Chips can be emulated by the Prop as Jac Goudsmit did with the L-Star (which I have BTW) and as demonstrated by the SIDCOG object. So a lot of things could be built in software without requiring physical hardware changes.
I/O could be moved at will. ROMS could be swapped in seconds or less. The Prop could (does) provide a back end console that allows monitoring the system independent of the CPU.
The I2C bus would allow expansion of numerous hardware ICs like real time clocks, serial I/O, parallel, and lots of neat stuff like wireless and so forth (
) without having to add more lines to the Prop or the CPU. The fantasy goes on in my mind but that's the basics.
I have successfully interfaced the Prop, SRAM, and a 65816 using only the first 64k, and had the two reading and writing the SRAM, but with errors. After I pulled the breadboard apart intending to redo everything, I found the wiring error staring me in the face, of course. Even though I had looked at it a hundred times. At the moment I am restarting everything and am going to clean the wiring up, finish a schematic to show you guys, and start over.
So in the meantime Forth has appeared as a really good way to run things on the Prop side and maybe even the CPU side. Heck, maybe the Prop could inject Forth words (tokens?) in RAM for the CPU... or vice versa.

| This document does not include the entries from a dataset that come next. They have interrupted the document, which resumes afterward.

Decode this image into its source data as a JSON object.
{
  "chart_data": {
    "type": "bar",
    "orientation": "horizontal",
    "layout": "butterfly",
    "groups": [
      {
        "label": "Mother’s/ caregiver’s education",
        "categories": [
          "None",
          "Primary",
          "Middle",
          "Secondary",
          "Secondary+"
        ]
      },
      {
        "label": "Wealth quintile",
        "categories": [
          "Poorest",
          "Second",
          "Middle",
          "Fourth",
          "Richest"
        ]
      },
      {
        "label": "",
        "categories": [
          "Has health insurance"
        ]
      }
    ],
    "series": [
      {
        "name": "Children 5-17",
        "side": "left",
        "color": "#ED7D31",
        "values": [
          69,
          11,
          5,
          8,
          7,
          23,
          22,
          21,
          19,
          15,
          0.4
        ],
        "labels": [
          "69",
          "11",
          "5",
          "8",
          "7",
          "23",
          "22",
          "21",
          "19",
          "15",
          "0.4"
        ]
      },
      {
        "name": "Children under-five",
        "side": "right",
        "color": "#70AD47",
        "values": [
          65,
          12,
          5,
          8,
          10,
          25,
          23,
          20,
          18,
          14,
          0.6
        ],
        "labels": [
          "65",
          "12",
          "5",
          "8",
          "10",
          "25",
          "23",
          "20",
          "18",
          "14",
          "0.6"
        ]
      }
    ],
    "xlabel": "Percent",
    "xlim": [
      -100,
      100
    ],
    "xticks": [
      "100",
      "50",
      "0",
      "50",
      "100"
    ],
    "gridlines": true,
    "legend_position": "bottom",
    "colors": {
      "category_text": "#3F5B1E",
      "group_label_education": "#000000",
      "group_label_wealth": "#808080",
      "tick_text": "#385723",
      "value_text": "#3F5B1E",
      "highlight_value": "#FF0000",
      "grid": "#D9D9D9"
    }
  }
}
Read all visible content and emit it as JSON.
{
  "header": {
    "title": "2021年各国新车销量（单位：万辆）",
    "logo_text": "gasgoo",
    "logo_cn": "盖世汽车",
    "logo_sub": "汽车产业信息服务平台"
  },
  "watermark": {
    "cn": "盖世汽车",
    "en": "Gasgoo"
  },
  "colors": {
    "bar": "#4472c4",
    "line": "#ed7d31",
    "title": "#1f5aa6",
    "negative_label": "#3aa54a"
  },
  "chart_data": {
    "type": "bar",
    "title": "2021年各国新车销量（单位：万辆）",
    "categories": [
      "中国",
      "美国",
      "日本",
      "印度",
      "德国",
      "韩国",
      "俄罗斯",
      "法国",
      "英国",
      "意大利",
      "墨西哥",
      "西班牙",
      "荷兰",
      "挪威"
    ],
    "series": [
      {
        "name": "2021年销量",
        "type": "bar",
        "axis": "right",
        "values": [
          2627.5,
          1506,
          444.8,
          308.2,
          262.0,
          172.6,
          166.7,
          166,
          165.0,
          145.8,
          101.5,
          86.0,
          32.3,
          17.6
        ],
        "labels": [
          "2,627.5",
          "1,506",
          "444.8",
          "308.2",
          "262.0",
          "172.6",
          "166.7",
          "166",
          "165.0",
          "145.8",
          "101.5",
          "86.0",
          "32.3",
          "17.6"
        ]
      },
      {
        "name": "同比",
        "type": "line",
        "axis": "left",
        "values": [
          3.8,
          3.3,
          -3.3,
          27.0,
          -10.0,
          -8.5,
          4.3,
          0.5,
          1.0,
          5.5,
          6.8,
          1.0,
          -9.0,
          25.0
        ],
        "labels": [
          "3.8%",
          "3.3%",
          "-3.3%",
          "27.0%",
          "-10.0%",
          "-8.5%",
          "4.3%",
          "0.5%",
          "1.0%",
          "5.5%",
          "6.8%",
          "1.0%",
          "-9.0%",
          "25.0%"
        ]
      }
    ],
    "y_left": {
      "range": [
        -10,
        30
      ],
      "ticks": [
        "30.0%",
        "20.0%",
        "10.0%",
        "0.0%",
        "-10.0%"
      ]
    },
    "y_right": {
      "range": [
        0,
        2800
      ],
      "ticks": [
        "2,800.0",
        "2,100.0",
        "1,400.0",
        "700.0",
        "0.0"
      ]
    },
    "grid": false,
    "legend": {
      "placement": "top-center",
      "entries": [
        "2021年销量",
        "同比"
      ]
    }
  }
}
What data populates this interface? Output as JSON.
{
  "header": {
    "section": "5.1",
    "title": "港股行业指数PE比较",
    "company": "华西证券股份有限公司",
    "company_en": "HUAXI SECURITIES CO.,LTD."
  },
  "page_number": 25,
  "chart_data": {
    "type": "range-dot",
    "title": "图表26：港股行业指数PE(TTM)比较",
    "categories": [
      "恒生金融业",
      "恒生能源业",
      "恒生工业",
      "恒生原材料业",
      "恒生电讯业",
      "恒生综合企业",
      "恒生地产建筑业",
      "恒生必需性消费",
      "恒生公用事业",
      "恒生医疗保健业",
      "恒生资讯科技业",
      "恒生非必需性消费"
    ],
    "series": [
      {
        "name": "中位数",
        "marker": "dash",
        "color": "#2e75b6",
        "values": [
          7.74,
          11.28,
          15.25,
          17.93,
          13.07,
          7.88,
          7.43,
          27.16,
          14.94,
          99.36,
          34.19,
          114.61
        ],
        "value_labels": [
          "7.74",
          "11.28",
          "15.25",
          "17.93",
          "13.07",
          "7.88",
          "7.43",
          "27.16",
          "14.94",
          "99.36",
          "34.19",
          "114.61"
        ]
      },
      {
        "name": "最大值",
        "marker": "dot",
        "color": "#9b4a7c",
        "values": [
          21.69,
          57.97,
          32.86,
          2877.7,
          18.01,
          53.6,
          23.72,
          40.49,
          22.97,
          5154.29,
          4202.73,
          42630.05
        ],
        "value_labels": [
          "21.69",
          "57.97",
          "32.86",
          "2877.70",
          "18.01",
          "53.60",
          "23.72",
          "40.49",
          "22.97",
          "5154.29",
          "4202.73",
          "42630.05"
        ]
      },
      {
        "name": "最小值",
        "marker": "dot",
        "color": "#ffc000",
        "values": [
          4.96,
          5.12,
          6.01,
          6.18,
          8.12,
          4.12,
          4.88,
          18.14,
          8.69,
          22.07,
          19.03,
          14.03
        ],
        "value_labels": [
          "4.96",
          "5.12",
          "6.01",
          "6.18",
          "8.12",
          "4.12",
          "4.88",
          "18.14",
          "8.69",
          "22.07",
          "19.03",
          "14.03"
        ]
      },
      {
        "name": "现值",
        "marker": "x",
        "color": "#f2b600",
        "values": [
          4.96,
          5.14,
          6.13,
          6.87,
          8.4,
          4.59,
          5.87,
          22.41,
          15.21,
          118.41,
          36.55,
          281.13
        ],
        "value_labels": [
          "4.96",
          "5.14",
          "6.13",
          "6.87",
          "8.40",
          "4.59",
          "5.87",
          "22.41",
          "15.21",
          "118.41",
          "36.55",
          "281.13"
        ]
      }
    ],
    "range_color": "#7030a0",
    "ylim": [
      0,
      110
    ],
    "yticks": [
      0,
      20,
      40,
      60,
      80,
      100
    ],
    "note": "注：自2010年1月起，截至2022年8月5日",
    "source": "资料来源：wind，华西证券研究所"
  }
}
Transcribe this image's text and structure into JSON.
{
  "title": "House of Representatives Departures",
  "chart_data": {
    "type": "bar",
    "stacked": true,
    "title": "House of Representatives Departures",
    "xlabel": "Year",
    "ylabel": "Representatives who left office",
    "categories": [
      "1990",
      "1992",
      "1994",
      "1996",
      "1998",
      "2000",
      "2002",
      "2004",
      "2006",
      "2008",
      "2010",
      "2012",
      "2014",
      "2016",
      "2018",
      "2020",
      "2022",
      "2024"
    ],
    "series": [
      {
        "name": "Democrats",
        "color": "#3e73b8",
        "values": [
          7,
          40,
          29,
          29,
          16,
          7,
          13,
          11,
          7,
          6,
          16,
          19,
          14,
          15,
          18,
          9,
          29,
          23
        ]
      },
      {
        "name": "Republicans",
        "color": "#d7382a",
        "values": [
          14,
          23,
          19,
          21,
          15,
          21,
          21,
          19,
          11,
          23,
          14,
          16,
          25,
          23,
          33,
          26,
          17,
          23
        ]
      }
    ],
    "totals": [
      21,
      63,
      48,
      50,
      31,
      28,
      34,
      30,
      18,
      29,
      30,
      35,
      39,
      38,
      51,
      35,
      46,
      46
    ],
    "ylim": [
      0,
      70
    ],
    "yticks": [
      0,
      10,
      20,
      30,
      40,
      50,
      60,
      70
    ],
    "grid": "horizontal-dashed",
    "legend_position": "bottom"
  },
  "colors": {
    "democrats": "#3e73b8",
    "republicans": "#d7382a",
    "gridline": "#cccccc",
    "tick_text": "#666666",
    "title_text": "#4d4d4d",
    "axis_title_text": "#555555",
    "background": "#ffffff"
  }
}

I'd greatly appreciate comments on this project. I'm all self-taught on the hardware side and things take a while to sink in these days. It's fun though and I'm not afraid to try things. My assembly skills and soldering is decent having built numerous projects. This is my first design though. I'm calling it the Miniac after a computer in an old children's adventure book series I read when I was a kid.